Aujourd’hui est un grand jour pour moi : non seulement c’est la rentrée du Barbu – et ça c’est youpla boum – mais en plus je vais vous parler de Pinocchio de Winshluss – et ça c’est pire que youpla boum.
Pinocchio, c’est un roman graphique édité aux éditions Requins Marteaux en 2008 (oui je sais, encore un ouvrage récent..) écrit par Vincent Paronnaud, parce que personne ne s’appelle vraiment Winshluss dans la vie. Pour vous situer un peu le gars, c’est le co-réalisateur de Persepolis, en toute simplicité.
Ma première rencontre avec le pantin 2.0 s’est faite dans la maison de vacances d’un ami qui l’a qualifié de « meilleure BD du siècle ». D’un autre côté on était en 2012, c’était pas dur d’être la BD du siècle. A l’époque, j’avais feuilleté la bête sans trop y faire attention parce qu’il y a NCIS à la télé mais les images, les dessins et les couleurs me revenaient régulièrement en mémoire.
C’est en lisant finalement l’intégralité de l’ouvrage que j’ai compris mon obsession. Rien que la couverture donne le ton avec le titre à la Hot Wheels et un fouillis parfaitement orchestré de d’hirondelles, de roses et autres cartes de taro façon tatouage hipster sur fond métallisé. Dès la couverture tu sais que tu t’en sortiras pas indemne.
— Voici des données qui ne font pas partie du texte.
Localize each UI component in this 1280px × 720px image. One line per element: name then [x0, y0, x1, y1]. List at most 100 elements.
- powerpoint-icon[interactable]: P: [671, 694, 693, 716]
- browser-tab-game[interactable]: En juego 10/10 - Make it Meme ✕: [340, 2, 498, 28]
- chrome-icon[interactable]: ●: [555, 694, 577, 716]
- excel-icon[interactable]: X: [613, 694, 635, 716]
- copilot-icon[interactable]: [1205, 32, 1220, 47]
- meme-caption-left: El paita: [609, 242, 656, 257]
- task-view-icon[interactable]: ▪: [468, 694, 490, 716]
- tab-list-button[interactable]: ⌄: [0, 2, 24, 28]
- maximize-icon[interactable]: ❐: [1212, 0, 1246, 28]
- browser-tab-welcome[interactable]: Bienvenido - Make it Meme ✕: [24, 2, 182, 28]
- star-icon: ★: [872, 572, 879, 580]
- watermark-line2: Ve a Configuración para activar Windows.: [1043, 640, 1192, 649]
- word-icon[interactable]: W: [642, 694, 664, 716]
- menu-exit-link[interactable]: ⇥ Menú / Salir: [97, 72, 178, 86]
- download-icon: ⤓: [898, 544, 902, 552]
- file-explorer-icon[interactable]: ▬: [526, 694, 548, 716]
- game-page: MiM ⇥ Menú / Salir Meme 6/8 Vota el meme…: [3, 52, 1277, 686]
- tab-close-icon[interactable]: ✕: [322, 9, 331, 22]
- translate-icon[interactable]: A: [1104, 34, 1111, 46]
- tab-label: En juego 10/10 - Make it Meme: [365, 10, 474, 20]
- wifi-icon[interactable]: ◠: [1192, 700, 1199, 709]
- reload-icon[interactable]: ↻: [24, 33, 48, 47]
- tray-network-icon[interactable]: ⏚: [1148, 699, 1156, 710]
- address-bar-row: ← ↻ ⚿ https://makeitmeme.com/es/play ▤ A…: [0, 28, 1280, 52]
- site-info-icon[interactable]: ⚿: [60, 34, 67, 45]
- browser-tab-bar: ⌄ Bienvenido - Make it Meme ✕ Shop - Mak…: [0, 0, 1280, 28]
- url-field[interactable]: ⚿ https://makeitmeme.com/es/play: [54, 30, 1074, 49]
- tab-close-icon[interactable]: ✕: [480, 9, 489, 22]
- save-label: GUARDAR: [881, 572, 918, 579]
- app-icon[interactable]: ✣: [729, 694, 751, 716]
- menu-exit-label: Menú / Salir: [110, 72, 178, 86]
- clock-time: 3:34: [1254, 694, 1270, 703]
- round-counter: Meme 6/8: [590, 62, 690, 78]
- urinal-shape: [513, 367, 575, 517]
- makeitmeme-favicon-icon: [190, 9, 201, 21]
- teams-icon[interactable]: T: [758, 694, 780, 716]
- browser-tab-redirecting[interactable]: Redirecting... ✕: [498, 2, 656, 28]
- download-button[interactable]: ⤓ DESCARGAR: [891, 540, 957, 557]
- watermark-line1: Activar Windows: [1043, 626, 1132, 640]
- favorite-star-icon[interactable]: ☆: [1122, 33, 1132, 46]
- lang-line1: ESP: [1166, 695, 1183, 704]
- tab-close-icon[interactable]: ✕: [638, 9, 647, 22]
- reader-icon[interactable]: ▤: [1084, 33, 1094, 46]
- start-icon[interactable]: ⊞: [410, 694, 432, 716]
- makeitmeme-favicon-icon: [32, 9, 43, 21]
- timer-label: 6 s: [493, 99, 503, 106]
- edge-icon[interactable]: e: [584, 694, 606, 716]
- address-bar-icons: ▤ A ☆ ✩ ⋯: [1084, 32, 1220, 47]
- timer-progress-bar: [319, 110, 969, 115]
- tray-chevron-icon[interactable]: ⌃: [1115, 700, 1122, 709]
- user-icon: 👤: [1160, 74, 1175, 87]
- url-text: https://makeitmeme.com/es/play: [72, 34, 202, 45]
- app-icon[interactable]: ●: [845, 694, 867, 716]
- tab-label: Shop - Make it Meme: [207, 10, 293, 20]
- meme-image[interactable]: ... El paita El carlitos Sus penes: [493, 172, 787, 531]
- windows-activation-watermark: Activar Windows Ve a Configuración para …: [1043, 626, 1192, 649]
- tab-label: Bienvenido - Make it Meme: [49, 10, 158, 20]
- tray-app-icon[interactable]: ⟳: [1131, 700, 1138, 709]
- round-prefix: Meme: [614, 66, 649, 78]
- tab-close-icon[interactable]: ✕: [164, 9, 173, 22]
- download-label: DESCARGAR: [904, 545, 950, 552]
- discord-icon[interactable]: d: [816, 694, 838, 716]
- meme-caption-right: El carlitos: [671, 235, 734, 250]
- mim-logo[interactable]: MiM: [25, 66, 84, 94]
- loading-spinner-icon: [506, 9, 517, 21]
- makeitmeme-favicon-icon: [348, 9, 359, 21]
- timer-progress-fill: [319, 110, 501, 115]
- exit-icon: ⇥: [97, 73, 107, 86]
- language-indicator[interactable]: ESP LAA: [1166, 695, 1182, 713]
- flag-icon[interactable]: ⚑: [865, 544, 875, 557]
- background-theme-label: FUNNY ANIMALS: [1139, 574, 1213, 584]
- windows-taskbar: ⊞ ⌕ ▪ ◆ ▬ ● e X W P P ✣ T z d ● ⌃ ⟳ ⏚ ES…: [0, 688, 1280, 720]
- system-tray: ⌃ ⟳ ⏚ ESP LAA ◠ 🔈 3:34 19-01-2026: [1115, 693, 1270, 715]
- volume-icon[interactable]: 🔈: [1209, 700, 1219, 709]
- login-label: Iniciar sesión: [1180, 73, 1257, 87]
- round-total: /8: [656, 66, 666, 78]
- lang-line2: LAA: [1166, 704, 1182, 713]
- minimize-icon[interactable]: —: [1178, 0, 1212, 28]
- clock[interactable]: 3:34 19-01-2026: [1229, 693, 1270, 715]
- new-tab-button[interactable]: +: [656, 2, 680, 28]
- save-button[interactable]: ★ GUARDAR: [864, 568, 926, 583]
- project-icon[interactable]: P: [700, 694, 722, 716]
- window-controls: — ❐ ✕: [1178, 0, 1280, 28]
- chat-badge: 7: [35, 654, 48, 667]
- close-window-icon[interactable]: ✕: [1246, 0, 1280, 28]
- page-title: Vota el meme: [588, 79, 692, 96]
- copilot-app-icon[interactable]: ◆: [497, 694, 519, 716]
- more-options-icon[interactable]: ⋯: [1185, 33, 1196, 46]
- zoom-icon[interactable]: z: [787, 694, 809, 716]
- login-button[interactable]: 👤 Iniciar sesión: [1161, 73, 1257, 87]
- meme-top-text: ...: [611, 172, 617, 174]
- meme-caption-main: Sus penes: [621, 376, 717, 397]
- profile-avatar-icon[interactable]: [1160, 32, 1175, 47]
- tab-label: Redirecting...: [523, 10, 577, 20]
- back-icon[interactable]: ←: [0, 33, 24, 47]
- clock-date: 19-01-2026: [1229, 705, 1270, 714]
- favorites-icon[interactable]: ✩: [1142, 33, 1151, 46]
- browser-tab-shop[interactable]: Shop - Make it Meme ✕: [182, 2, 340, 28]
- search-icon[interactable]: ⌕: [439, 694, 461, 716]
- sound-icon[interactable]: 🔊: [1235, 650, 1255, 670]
L’histoire du petit pantin de bois est revisitée façon odyssée dans un monde aussi absurde qu’apocalyptique. Ce n’est plus la marionnette qui veut devenir petit garçon mais une machine indestructible sans âme qui traverse un monde à feu et à sang et se fait embarquer dans des histoires impossibles, un peu comme une méduse qui suit le courant.
Parallèlement, on suit la vie de Jiminy cafard, un cafard écrivain raté qui squatte la caboche métallisée de Pinocchio (on est loin de ce gentil Jiminy criquet). Le fil conducteur est aussi entrecoupé d’histoires ruinant notre enfance à grands coups de tatane en acier dans la gueule. Pour vous donner un ordre d’idée, Blanche-Neige est en fait l’otage des sept nains devenus SM et finit par se faire sauver par une surfeuse avec qui elle se met finalement en couple. Voilà.
Absurde, lofoque et d’un humour carrément dérangeant c’est pourtant moins l’histoire que le visuel qui maintiendra Pinocchio jusqu’en 2099 au rang de « meilleure BD du siècle ».
Winshluss fait parler les images, sans déconner. La BD est muette et pourtant, à chaque fois que je parle de ce bouquin, la première chose que je dis c’est qu’on entend les images. Pour une raison que je ne saurais expliquer, on entend presque physiquement la musique des soldats, le fracas de la mer, les explosions, le bruit tranquille des forêts tropicales. A mesure qu’on lit, le dessin prend toujours un peu plus de réalité, entre progressivement dans notre troisième dimension. Et j’étais même pas bourrée.
Le dessin est d’une puissance et d’une profondeur qu’on peine à décrire avec des mots, évidemment. La qualité du trait de Winshluss est indéniable mais je voudrais aussi saluer le merveilleux travail de mise en couleur de Cizo (assisté de Frédéric Boniaud, Thomas Bernard et Frédéric Felder) car je crois que c’est grâce aux couleurs que Pinocchio flirte avec l’expérience mystique.
J’ai conscience que cet avis est très personnel et mon meilleur pote a lu Pinocchio avachi sur mon canapé sans ressentir beaucoup plus de trucs que quand tu lis une BD un aprem’ de mai sur le canapé d’une pote mais peut-être qu’un petit lecteur parmi vous aura les mêmes sensations que moi et puis ceux qui ne l’auront pas passeront quand même un merveilleux moment, ça c’est garanti.
Au fait, je l’annonce un peu en retard mais Coyote est mort à la mi-septembre. Je ne lui consacre pas mon article car je n’ai jamais accroché à son univers de motards en Harley mais il n’empêche que c’était un dessinateur de talent salué par ses pairs. Donc si vous avez rien à faire ce weekend ou que vous avez trop la gueule de bois, essayez de lire Lieutenant Kévin même si les moustachus tatoués c’est pas votre truc. Et puis on sait jamais, ça peut devenir votre truc, c’est celui de beaucoup de gens.